Back to newsroom

The Independent: Drax’s dynamo is the power behind our electricity

08/04/2014

If you have ever wondered what Dante’s Inferno might look like, step inside the belly of the Drax power station in Selby and you’ll get a feel: towering hulks of black steel girders reaching up to the sky, as high as you can see without breaking your neck; enormous tanks of pulverised coal, hissing and belching; gargantuan fans carrying steam at temperatures of 568C into the six boilers, each with about 300 miles of piping coiled around them like snakes.

The beast has its Virgil: Pauline Butler, who, through earplugs and headphones because it’s so noisy, explains precisely how this terrifying yet magnificent feat of engineering pumps enough electricity each day to fire the homes of 6 million people. Its output is about 3.4 gigawatts, making it the UK’s biggest single power generator, providing 8 per cent of all our electricity.
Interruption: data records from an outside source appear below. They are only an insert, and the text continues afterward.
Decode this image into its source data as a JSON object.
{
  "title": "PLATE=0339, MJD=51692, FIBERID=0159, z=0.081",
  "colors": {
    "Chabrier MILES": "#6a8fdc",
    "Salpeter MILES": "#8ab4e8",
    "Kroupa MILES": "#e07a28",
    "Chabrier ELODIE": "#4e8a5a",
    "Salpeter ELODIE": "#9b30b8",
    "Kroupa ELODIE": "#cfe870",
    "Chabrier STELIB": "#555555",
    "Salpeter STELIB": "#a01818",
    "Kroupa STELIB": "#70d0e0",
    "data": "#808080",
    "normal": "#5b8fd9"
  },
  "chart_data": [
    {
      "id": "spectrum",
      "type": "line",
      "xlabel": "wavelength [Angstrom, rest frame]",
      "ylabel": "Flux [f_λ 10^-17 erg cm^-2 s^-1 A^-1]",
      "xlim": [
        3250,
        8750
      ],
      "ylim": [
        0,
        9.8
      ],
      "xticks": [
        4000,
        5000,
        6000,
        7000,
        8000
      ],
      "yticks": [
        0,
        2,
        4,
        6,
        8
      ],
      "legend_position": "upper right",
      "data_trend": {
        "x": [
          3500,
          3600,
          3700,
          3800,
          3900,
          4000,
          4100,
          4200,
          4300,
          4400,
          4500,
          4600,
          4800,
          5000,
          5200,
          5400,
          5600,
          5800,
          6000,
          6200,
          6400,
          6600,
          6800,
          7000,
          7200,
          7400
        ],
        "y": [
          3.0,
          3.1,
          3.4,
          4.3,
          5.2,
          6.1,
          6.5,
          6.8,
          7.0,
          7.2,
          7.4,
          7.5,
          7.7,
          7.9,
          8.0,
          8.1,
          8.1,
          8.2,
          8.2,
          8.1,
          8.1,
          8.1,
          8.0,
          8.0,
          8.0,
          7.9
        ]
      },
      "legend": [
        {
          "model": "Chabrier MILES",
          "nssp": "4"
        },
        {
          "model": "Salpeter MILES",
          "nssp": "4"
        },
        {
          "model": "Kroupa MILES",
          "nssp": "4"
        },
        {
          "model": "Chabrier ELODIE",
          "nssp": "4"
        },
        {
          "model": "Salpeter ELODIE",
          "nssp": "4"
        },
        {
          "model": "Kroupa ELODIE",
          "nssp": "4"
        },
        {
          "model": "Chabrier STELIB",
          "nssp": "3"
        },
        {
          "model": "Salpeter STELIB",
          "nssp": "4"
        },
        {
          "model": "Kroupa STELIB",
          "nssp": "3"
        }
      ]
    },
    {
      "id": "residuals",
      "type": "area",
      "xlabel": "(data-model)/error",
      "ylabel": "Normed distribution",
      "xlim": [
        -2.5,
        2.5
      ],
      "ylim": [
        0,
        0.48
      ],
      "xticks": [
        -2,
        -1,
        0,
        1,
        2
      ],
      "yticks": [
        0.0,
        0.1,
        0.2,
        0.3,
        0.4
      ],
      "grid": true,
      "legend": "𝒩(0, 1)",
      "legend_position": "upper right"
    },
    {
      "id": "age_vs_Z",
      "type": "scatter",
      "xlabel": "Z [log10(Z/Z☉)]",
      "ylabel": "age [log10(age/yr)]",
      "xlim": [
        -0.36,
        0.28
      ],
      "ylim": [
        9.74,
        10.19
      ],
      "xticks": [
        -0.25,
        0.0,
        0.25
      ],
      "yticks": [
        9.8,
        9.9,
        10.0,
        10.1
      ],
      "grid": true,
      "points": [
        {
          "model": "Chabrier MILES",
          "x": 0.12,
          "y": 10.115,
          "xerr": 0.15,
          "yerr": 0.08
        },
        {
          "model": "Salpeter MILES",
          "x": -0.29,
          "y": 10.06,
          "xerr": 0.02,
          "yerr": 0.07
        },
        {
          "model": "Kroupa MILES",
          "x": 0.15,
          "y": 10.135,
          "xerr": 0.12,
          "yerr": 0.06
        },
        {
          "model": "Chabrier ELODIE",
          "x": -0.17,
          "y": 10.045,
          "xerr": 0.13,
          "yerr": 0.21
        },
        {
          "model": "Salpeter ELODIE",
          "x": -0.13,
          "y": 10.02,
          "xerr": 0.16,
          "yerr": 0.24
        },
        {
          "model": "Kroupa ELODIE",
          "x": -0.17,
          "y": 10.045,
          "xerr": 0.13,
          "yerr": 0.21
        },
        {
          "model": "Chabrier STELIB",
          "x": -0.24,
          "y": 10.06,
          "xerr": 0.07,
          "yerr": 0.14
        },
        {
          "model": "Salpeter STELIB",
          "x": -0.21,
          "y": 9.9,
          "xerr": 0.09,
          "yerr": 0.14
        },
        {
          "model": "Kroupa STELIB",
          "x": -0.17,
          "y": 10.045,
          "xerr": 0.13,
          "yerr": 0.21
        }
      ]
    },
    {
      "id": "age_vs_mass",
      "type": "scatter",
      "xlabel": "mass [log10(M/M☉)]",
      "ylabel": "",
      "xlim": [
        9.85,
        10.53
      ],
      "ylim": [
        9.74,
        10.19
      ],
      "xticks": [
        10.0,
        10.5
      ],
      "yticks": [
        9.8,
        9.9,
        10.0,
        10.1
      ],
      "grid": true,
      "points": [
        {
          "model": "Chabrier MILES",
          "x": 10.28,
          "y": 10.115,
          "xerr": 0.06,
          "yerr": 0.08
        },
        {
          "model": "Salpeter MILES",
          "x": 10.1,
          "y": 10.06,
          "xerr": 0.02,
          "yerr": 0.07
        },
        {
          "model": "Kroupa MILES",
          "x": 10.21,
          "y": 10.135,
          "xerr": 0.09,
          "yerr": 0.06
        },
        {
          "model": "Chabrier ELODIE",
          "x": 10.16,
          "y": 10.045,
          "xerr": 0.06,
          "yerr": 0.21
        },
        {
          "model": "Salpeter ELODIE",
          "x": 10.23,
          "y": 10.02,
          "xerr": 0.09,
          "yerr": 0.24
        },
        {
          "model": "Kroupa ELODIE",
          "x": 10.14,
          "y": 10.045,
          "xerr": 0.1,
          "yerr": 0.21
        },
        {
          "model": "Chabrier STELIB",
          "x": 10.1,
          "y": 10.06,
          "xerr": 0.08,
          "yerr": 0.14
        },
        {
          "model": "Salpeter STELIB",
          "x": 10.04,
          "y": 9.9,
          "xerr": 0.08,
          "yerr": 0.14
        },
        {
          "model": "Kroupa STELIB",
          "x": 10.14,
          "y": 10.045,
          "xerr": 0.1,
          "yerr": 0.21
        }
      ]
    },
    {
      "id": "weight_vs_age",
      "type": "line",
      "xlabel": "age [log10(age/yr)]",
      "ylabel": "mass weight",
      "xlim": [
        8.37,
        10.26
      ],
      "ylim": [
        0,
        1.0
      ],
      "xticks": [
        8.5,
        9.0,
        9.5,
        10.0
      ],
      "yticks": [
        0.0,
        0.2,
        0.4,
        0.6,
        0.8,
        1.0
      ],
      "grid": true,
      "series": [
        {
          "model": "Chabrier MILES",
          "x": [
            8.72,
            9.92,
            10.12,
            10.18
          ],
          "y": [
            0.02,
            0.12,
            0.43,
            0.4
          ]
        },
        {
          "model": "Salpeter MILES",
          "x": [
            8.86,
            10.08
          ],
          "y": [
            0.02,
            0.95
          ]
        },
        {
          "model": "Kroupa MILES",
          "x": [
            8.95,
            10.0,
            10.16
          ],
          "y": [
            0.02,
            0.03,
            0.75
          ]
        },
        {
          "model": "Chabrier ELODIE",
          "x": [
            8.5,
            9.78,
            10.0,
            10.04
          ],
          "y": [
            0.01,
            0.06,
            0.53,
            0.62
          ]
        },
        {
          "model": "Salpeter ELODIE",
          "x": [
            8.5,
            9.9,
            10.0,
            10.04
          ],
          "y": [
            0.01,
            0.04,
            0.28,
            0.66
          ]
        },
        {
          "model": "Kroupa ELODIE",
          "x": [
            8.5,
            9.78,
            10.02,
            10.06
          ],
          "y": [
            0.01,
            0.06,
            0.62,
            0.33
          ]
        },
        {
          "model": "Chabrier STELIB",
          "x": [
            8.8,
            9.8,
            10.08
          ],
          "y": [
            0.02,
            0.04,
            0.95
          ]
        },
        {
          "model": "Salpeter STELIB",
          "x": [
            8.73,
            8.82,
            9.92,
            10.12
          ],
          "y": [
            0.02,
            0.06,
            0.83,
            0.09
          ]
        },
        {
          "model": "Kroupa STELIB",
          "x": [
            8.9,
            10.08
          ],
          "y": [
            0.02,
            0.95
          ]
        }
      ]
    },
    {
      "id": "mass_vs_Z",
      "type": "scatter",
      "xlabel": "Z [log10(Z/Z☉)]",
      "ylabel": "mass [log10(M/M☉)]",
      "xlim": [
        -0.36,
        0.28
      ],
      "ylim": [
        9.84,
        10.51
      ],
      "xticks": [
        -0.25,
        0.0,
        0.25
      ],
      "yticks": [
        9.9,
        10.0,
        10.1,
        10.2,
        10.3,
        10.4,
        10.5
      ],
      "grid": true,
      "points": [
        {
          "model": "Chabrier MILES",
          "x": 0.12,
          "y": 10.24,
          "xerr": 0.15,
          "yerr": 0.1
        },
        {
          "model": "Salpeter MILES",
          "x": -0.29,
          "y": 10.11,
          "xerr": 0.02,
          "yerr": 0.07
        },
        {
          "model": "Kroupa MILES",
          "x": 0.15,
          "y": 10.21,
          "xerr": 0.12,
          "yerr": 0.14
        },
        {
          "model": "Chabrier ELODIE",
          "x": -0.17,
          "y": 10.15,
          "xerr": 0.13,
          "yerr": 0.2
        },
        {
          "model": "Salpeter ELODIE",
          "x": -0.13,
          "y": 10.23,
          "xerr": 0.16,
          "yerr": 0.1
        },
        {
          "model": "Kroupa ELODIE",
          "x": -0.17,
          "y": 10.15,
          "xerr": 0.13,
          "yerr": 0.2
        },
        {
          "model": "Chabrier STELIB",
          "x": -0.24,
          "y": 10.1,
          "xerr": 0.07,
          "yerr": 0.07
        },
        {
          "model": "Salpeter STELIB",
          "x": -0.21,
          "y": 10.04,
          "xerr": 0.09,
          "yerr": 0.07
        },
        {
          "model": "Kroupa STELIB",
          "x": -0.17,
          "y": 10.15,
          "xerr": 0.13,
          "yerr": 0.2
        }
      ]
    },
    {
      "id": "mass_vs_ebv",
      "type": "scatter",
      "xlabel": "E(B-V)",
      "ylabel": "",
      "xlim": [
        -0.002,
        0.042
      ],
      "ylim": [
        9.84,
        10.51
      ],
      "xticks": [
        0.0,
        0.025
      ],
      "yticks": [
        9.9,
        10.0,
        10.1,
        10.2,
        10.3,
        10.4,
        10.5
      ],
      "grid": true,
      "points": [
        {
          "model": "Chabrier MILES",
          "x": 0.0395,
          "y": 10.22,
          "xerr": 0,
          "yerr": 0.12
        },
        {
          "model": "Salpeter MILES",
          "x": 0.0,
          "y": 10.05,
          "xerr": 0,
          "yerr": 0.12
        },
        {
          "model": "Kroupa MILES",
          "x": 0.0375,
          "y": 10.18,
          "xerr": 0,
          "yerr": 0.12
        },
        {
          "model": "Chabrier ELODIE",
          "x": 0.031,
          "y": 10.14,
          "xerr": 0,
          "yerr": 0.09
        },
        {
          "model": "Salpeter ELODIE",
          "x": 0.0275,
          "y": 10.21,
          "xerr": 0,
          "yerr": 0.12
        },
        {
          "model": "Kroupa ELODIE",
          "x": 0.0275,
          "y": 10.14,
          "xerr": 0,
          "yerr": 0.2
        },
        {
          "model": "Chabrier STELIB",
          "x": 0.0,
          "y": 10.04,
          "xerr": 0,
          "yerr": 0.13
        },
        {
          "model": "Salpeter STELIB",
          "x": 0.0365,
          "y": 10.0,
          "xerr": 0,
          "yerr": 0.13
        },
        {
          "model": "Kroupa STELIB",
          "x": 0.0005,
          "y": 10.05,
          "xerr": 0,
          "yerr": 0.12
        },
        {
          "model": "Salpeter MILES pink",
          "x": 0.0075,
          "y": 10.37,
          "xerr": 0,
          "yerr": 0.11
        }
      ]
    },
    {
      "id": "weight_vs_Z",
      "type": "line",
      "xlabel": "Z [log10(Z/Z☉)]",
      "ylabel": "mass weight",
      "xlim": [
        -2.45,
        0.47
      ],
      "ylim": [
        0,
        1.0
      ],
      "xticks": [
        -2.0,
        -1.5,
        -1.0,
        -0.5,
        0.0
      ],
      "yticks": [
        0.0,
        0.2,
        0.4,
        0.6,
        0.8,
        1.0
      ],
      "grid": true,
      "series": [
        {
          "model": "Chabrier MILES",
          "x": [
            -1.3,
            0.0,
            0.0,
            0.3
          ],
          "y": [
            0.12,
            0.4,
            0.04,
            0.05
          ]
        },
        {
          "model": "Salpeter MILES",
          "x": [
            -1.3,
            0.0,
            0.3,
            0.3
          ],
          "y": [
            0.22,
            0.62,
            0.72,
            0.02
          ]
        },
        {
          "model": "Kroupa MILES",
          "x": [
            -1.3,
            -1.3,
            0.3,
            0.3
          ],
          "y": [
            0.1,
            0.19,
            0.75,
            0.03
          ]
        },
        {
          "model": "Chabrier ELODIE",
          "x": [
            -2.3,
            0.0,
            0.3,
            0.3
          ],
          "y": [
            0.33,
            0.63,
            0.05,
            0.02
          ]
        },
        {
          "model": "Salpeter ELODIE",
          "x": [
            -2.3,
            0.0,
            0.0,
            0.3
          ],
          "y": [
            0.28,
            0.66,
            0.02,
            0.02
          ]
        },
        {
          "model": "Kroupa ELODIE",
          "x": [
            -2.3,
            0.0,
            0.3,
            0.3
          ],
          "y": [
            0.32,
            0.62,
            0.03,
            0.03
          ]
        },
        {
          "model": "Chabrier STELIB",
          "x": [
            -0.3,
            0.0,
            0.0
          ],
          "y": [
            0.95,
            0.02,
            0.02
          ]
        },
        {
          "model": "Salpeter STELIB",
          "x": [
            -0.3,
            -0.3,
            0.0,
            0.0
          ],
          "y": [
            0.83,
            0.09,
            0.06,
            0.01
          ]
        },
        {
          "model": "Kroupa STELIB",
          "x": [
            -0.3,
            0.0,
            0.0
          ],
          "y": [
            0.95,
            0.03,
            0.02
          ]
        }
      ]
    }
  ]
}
To create such magic, Drax eats up about 8.5 million tonnes of coal but spews out about 22 million tonnes of dirty CO2 gases each year. Now the beast is changing its diet. For the past year one of the six burners has been fed with wood pellets that have travelled 2,000 miles from the forests of Mississippi by ship and rail to North Yorkshire. Once here on the Selby site, the biomass is stored in brand-new ballooned-shaped domes as big as Istanbul’s majestic Hagia Sofia.

A few hundred metres away from this extraordinary moon-like landscape I wait in offices that have the feel of a glorified Portakabin to meet the woman behind Drax’s newest industrial revolution: its chief executive, Dorothy Carrington Thompson. “Ah, Dorothy,” says the receptionist, with the same sigh of awe that everyone uses when they talk about the boss: “She’ll be here any minute.”

The City has a new name for her: the Iron Lady. This is out of respect for her toughness in persuading the Government to back Drax’s ambitious plan to go green because of new carbon taxes. But also for the way she and her team have led the world in converting such a vast coal-fired station to biomass. By doing so, Mrs Thompson has secured more than 1,250 jobs and created another 800 jobs for British contractors. Analysts have been converted too: Drax’s shares have steamed ahead by nearly a third to 750.5p over the last year, valuing it at £3bn, and the shares are still rated a buy.

Mrs Thompson arrives looking glamorous; incongruous against the mud and vapour of the site where she spends most of her working week, commuting from York. It’s hot in the room and she takes off her jacket; her bare arms look as though she works out. So how did this Iron Lady pull off such a transformation? “No one thought coal-fired stations could be converted on this scale but our engineers have been working by trial and error on this for years, experimenting and designing over and over again.”

Their biggest problem was working out which biomass to use and how to store so much of the stuff in controlled conditions; biomass dust is many times more combustible than coal dust as it ignites spontaneously. Eventually, her engineers came up with the solution: domes made by inflating gigantic polyurethane balloons and then lining them with concrete – a sort of inside-out papier-mâché process.

Two of the four domes are now feeding one of the boilers with biomass fuel which is powering about 1 million homes, she says. The aim is to have half the plant operating with biomass by 2016, thus reducing CO2 emissions by half. But it’s been costly: Drax has spent £700m on the domes, new conveyor belts and the trains bringing the pellets from the ports. Two new upstream supply plants, and new port facilities, are also being built in the US.

 With coal so cheap, is it worth the cost? “But of course,” she says, a little archly. “I confess I am a believer in climate change. We need to do all we can to ensure a low-carbon environment and be as careful as we can about sustainability. CO2 emissions are already much lower as a result of the one burner using wood.”

Biomass is also the most flexible and reliable of all renewables: “It is the only renewable which can deliver low-carbon electricity on demand, at the scale the grid needs and when it’s needed. At a time when margin capacity is so low, the UK needs a good balance of power sources. Other sources such as wind farms are nowhere near as reliable.”

Yet Drax has its critics. Ultra-greens argue that taking wood from the US forests is as ecologically damaging as using coal, while others claim that the taxpayer is paying too much in subsidies: under a new contract-for-difference scheme, the Government has given Drax a guaranteed strike price, which some argue keeps electricity prices higher than they could be.

But she swats down both arguments: “The biomass we use is the by-product of the forests, which are sustainable and renewable. As to subsidies, Drax is a national strategic asset and government needs the security when energy supplies are so fragile.

“Everyone here feels a real responsibility towards the public to ensure supplies are kept going. What we have achieved is totally home-grown and we feel great pride in what’s been done.”

And so should we: pride in the workers such as Mrs Butler, who guides thousands of people around the site each year, and all those who risk their lives daily in the inferno, and those in the control rooms glued to their screens monitoring the fires that burn to keep our lights on.